The code must be given input files for SFINCS and VMEC, as well as a "stripped" VMEC input file with the boundary coefficients removed. You should remove the axis coefficients in both VMEC input files so VMEC is not given bad initial guesses during the optimization. These files primarily serve to set resolution parameters and so forth for the SFINCS and VMEC runs. They should live in the same directory as the Python files. Examples have been included in this repo. In main.py, the user can change a variety of options related to the numerical settings of each calculation, plasma profiles, optimization settings, and so forth. It is typical to prepare for an optimization by creating a prep/ subdirectory with the same structure as a run subdirectory (prep/fluxSurfaceNumber/speciesNumber/runFiles) and running SFINCS for each combination of flux surface and species. This information can be used to set the $L$ target values appropriately given the initial condition. The initETargets.py script, or a slightly modified version of it, may help with this. The readInitJ.py script can also print the initial value of the objective function. Note that the resource allocation parameters in main.py should be compatible with those in job. Keep in mind that the computational requirements (especially related to memory) for tasks inside the optimization loop are typically greater than those for the same tasks run outside the optimization loop. To start an optimization, one can run sbatch job. Optimization subdirectories (for each iteration) will be created in the same repository where the python scripts and supporting files live.

After an optimization is complete, the user can identify the iteration with the lowest value of the objective function with readLog.py. If the user wishes to delete the files create by an optimization, they can call cleandir.sh.

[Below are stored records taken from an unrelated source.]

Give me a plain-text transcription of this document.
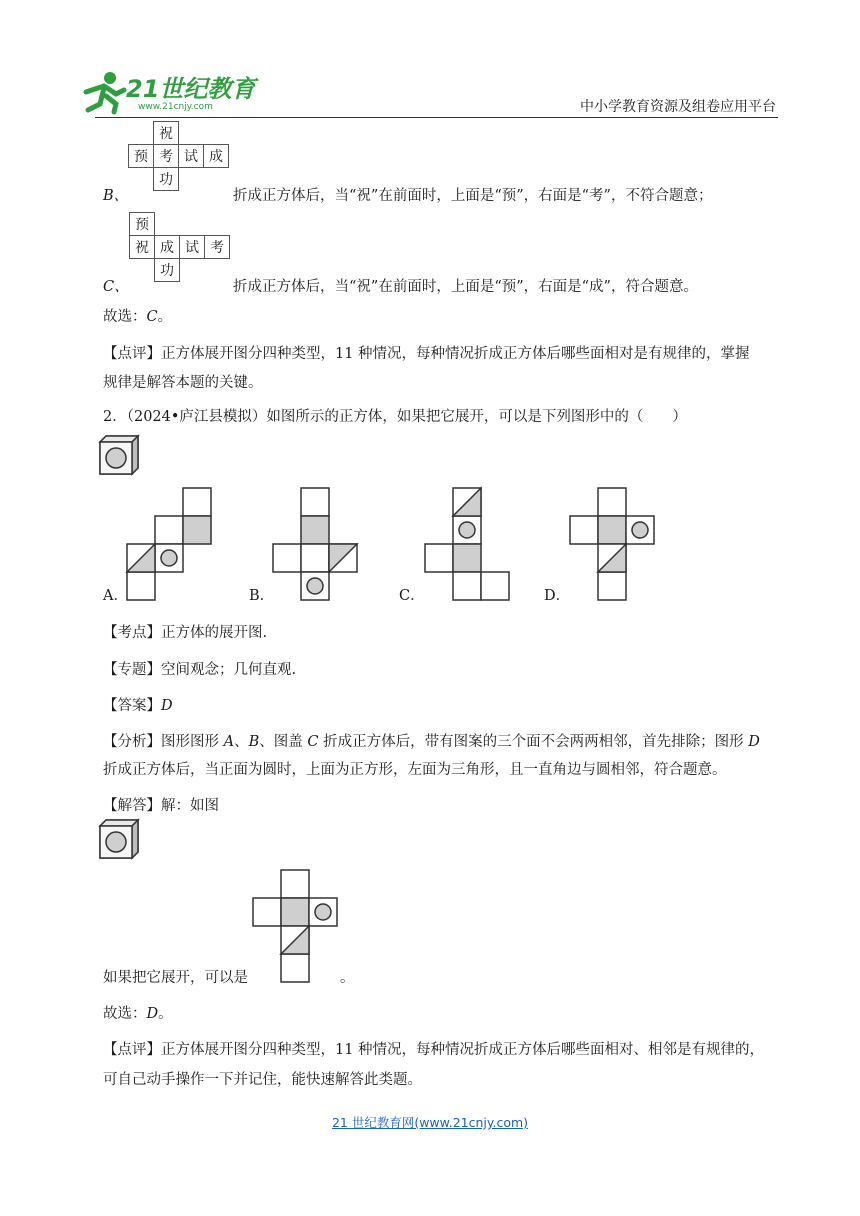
21世纪教育
www.21cnjy.com	中小学教育资源及组卷应用平台
	祝		
预	考	试	成
	功		
B、	折成正方体后，当“祝”在前面时，上面是“预”，右面是“考”，不符合题意；
预			
祝	成	试	考
	功		
C、	折成正方体后，当“祝”在前面时，上面是“预”，右面是“成”，符合题意。
故选：C。
【点评】正方体展开图分四种类型，11 种情况，每种情况折成正方体后哪些面相对是有规律的，掌握
规律是解答本题的关键。
2．（2024•庐江县模拟）如图所示的正方体，如果把它展开，可以是下列图形中的（　　）
A．	B．	C．	D．
【考点】正方体的展开图.
【专题】空间观念；几何直观.
【答案】D
【分析】图形图形 A、B、图盖 C 折成正方体后，带有图案的三个面不会两两相邻，首先排除；图形 D
折成正方体后，当正面为圆时，上面为正方形，左面为三角形，且一直角边与圆相邻，符合题意。
【解答】解：如图
如果把它展开，可以是	。
故选：D。
【点评】正方体展开图分四种类型，11 种情况，每种情况折成正方体后哪些面相对、相邻是有规律的，
可自己动手操作一下并记住，能快速解答此类题。
21 世纪教育网(www.21cnjy.com)
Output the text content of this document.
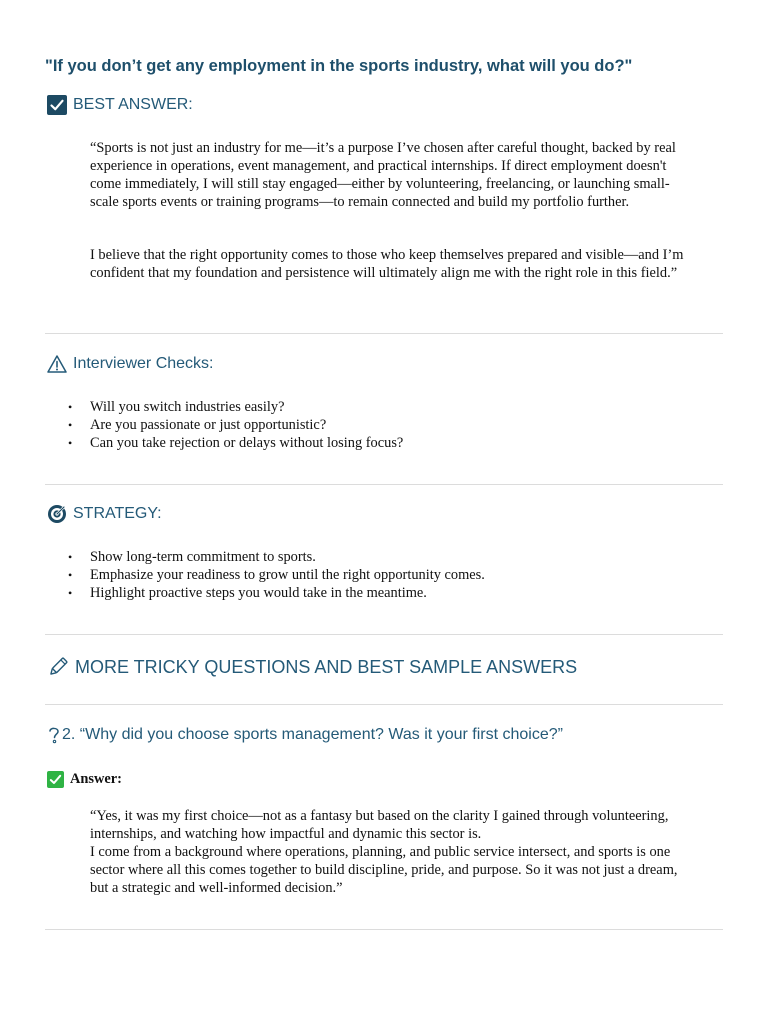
"If you don’t get any employment in the sports industry, what will you do?"
BEST ANSWER:

“Sports is not just an industry for me—it’s a purpose I’ve chosen after careful thought, backed by real experience in operations, event management, and practical internships. If direct employment doesn't come immediately, I will still stay engaged—either by volunteering, freelancing, or launching small-scale sports events or training programs—to remain connected and build my portfolio further.

I believe that the right opportunity comes to those who keep themselves prepared and visible—and I’m confident that my foundation and persistence will ultimately align me with the right role in this field.”

Interviewer Checks:
• Will you switch industries easily?
• Are you passionate or just opportunistic?
• Can you take rejection or delays without losing focus?
STRATEGY:
• Show long-term commitment to sports.
• Emphasize your readiness to grow until the right opportunity comes.
• Highlight proactive steps you would take in the meantime.
MORE TRICKY QUESTIONS AND BEST SAMPLE ANSWERS
2. “Why did you choose sports management? Was it your first choice?”
Answer:

“Yes, it was my first choice—not as a fantasy but based on the clarity I gained through volunteering, internships, and watching how impactful and dynamic this sector is.

I come from a background where operations, planning, and public service intersect, and sports is one sector where all this comes together to build discipline, pride, and purpose. So it was not just a dream, but a strategic and well-informed decision.”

Note that an optimization may be continued after it is terminated (such as by a timeout). The best way to do this is to create a new run directory, copy the contents of the original run directory to it, delete the subdirectory for the final iteration of the previous optimization, and queue a new job. Copying to a new directory ensures that the old log file is not overwritten, and deleting the subdirectory for the final iteration of the previous optimization is nearly always necessary because the code was stopped mid-evaluation and will become confused if expected files are missing when it tries to reload previous iterations.